Matthew Peek studied architecture at U.C.
Berkeley, Columbia, and Yale, with a Fulbright at the University of Venice
titled “Community Architecture in the Communications Age.” His internationally
recognized theoretical and built work explores the interdependency of
community, technology, and ecology. A balance of construction projects,
competitions, and publishing form the basis for his practice, Studio Peek
Ancona, a research and design firm with projects ranging from interiors built
with the exclusive use of sustainable materials to civic buildings combining
innovative structure and natural facade systems.
Rafi Sarkis is a LEED accredited architect. A graduate of the Rhode Island
School of Design, he has practiced architecture in the San Francisco Bay area
for over fifteen years. His architecture firm integrates environmental
approaches and technological solutions into the design process. His multinational
background and early childhood exposure to archeology in the Middle East and
Europe have greatly influenced his contextual approach to architecture and
pedagogy. As adjunct faculty at USF teaches History of Architecture II, which
focuses on the rich and intricate interconnectedness between past built
environments and the cultures, technologies and physiography which produced
them.
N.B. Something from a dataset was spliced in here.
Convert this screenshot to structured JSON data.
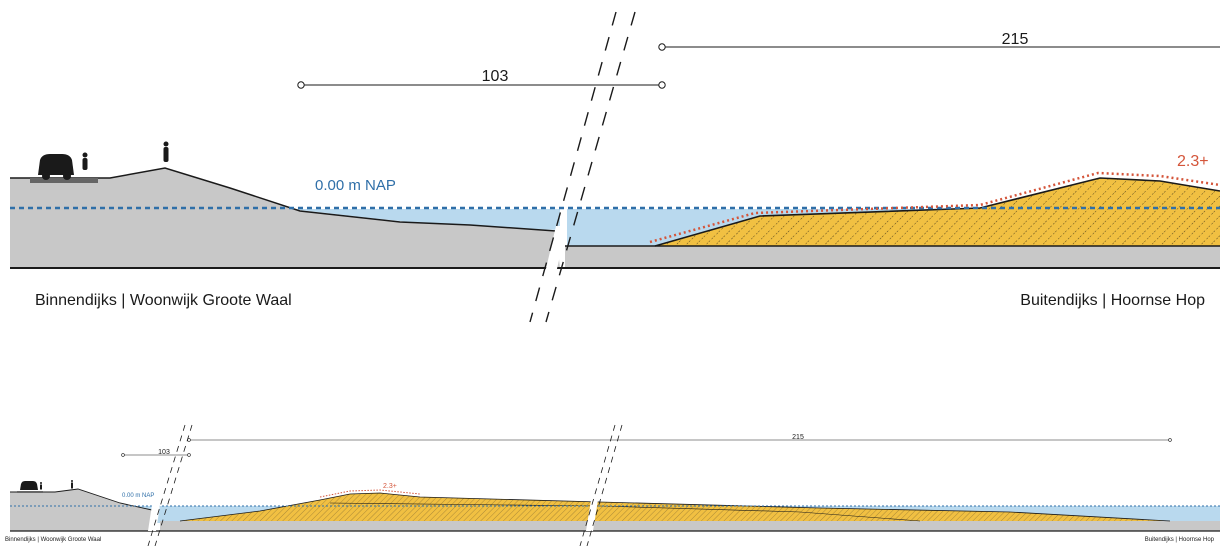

Through teaching he works to instill in the next generation of young
architects, a sense of responsibility and stewardship towards our increasingly
transnational and fragile environment.
Barbara Shands is a licensed
architect and received her Master of Architecture at UC Berkeley’s College of
Environmental Design after completing her Bachelor of Design at the University of
Florida. As an associate with SMWM for over seven years, she worked on
educational and commercial projects throughout the Bay Area. In 2006, she
established Shands Studio with an emphasis on site-specific contemporary design
that integrates light, structure and materials within the context of
sustainable practices for residential and small commercial/educational
projects. Her experience also includes volunteering with organizations
including Habitat for Humanity and Architecture for Humanity.
Biliana Stremska is a
visual artist and environmental designer. She has worked as a painter,
sculptor, interior designer and architectural designer. Currently she is
focused on public art projects--in the summer of 2008 she completed a 118 foot
long mural for Children's Fairyland in Oakland. In addition to the University
of San Francisco, she has taught architectural drawing at Diablo Valley College
in Pleasant Hill and at the University of California, Berkeley. Biliana
has a Master of Architecture degree from the University of California,
Berkeley, and a Bachelor of Science in Interior Design from University of
Bridgeport in Connecticut. She has also studied art and design in Poland
and in her homeland, Bulgaria.
Aaron Thornton completed his
undergraduate studies at the University of Wisconsin—Milwaukee in 1994
and his graduate studies at the University of California Berkeley in
1998. He began teaching introductory courses in Architecture at UC Berkeley
and has continues to teach beginning architecture students at the University of
San Francisco. Aaron has practiced architecture since 1998 and has worked on
private houses, wineries, theaters, elementary schools, and community
colleges; currently working at Gould Evans Baum Thornley Architects in San
Francisco. He brings his attention to detail and professional rigor into the
basic training of the classroom.
Ethen Wood, a native San Franciscian, has more than fourteen years of experience in architecture. As principle of Ethen Wood Designs, Ethen takes what are often seen as negatives and turns them into positives. His work strives to unite beautiful natural materials with the artful and elegant expression of how they are put together. Prior to establishing Ethen Wood Designs, Ethen was responsible for design and project management for numerous local, regional, and national award-winning projects for Aidlin Darling Designs and Fougeron Architecture. He has received his Bachelor of Architecture degree from the University of Oregon and his Master of Architecture degree from Harvard University's Graduate School of Design.